Aynı yıllarda Çin Türkiye’den çok daha fazla sayıda Uygur’un iade edilmesini talep etmeye başladı. Buna örnek ilk iade talebi de Axios tarafından bildirilen ve The Associated Press tarafından görülen sızdırılmış iade talebinde, Çinli yetkililer, terör suçlamasıyla eski bir Uygur cep telefonu satıcısının iade edilmesini istedi.

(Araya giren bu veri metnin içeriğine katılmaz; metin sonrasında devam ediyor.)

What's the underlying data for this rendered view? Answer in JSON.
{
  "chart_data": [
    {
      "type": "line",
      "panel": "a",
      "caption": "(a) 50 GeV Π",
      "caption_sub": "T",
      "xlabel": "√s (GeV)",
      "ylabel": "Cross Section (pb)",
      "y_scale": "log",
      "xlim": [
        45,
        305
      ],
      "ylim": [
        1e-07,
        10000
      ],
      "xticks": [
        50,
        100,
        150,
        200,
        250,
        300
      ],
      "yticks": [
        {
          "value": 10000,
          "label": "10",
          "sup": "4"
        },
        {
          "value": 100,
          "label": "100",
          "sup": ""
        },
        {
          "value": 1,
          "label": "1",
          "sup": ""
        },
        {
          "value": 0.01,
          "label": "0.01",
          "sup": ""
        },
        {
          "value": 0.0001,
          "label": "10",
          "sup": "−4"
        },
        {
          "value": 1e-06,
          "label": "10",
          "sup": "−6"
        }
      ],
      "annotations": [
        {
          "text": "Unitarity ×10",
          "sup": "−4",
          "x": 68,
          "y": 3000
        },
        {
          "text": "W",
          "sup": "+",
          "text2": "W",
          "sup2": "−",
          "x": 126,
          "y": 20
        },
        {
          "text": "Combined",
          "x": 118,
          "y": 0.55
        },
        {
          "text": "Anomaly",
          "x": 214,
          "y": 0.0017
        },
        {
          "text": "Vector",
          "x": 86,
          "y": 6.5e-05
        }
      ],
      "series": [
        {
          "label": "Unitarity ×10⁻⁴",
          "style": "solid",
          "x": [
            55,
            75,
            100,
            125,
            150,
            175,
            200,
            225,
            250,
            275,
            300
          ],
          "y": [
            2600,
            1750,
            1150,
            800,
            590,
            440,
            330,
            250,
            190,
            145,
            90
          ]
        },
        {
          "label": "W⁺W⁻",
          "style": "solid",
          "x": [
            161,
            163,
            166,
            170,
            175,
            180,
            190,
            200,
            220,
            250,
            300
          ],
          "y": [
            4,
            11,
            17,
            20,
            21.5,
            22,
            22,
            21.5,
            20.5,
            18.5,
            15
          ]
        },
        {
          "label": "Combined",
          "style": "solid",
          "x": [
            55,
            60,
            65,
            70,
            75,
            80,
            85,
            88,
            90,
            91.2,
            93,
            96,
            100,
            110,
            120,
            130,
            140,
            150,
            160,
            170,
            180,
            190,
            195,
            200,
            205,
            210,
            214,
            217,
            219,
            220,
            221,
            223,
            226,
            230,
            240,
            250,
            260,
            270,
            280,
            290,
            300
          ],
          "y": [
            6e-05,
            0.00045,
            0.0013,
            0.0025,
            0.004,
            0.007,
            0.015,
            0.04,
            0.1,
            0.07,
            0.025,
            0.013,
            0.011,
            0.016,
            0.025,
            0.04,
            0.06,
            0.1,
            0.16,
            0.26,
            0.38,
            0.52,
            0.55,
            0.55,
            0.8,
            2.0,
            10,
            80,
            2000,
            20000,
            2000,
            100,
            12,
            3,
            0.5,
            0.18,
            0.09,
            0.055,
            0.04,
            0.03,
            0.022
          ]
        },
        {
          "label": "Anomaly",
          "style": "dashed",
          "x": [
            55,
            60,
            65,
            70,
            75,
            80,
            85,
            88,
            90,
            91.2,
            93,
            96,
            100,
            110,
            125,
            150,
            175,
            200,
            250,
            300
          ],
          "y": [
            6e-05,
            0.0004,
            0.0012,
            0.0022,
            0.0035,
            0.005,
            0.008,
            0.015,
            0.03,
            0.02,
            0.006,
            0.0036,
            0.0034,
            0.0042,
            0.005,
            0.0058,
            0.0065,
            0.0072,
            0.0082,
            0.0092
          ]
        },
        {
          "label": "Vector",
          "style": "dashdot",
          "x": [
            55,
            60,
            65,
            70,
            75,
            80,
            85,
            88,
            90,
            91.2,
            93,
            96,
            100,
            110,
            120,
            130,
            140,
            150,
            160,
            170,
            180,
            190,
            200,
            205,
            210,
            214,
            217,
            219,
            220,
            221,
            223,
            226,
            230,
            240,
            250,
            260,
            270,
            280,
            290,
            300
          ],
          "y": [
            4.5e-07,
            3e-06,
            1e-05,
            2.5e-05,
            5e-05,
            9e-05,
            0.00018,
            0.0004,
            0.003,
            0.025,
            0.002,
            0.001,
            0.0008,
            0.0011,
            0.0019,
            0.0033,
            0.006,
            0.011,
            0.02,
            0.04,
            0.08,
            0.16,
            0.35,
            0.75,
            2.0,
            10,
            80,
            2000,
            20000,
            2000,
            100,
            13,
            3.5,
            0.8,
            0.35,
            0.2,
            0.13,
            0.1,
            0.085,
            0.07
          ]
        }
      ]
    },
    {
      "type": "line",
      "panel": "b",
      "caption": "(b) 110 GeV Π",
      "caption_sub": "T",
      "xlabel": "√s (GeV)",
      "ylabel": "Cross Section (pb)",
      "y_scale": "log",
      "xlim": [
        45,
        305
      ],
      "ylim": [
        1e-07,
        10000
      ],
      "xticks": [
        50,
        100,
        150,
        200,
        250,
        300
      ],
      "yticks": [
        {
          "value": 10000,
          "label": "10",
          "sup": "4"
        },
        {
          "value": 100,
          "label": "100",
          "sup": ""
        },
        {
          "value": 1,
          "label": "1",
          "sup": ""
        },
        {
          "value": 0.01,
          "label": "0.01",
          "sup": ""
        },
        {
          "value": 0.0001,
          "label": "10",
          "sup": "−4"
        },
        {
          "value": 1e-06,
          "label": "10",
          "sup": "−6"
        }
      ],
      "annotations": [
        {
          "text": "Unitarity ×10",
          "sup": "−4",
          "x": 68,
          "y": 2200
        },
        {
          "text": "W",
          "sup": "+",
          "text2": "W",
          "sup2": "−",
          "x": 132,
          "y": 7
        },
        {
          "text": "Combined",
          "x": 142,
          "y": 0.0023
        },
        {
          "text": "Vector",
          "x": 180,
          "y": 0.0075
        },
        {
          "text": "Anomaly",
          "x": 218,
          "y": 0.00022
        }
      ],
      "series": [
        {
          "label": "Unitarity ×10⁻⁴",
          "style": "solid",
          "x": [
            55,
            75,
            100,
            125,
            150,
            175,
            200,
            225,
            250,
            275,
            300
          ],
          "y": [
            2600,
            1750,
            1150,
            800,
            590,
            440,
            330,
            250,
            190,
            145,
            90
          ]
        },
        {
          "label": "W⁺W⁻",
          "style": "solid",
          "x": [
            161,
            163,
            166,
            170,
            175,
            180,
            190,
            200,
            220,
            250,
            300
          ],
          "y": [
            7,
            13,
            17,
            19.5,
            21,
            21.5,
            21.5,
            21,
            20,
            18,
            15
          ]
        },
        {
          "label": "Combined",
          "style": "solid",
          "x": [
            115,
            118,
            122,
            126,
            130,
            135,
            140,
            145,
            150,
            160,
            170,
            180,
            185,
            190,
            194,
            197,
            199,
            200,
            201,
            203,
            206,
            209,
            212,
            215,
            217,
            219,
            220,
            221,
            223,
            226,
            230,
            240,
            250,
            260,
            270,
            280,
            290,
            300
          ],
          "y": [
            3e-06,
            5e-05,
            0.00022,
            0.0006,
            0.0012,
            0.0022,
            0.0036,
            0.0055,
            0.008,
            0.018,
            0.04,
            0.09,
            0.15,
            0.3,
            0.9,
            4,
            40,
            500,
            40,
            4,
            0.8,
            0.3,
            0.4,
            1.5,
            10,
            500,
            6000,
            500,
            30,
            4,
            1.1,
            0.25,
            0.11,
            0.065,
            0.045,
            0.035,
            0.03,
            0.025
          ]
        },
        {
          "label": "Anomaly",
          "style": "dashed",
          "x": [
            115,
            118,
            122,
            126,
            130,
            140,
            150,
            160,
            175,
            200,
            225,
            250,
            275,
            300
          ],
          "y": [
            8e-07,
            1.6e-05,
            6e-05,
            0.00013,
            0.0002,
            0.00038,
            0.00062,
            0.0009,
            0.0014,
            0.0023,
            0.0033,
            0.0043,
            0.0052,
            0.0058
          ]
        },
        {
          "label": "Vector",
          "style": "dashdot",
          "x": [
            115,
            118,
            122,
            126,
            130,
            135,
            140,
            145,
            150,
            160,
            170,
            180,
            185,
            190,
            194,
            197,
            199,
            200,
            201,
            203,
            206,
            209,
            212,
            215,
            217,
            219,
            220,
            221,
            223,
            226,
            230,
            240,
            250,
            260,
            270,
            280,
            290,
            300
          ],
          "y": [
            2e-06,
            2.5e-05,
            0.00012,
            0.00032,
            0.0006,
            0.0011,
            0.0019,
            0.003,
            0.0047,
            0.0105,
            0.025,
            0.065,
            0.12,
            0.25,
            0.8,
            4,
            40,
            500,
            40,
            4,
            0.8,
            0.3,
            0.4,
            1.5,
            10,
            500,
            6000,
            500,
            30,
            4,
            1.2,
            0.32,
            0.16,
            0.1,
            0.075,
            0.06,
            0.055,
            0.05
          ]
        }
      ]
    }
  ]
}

Satıcı tutuklandı ancak sonunda serbest bırakıldı ve suçlamalardan aklandı.
“Beni Çin’de ölüm bekliyor”
Geçtiğimiz birkaç yıl içinde iki kez gözaltına alınan Uygur şair Abdurahim Parak da Çin hapishanesinde üç yıl boyunca maruz kaldığı “cehennem gibi” koşullara kıyasla Türkiye’deki tutukluluğun bile “otel gibi” olduğunu söylüyor. İsmini temize çıkardıktan sonra Imim de serbest bırakıldı. Ancak iade tasarısının onaylanabileceğinden korktuğu için geceleri uyumakta zorluk çektiğini ve bu baskıyı “dayanılmaz” bulduğunu belirterek “Beni Çin’de ölüm bekliyor” diyor.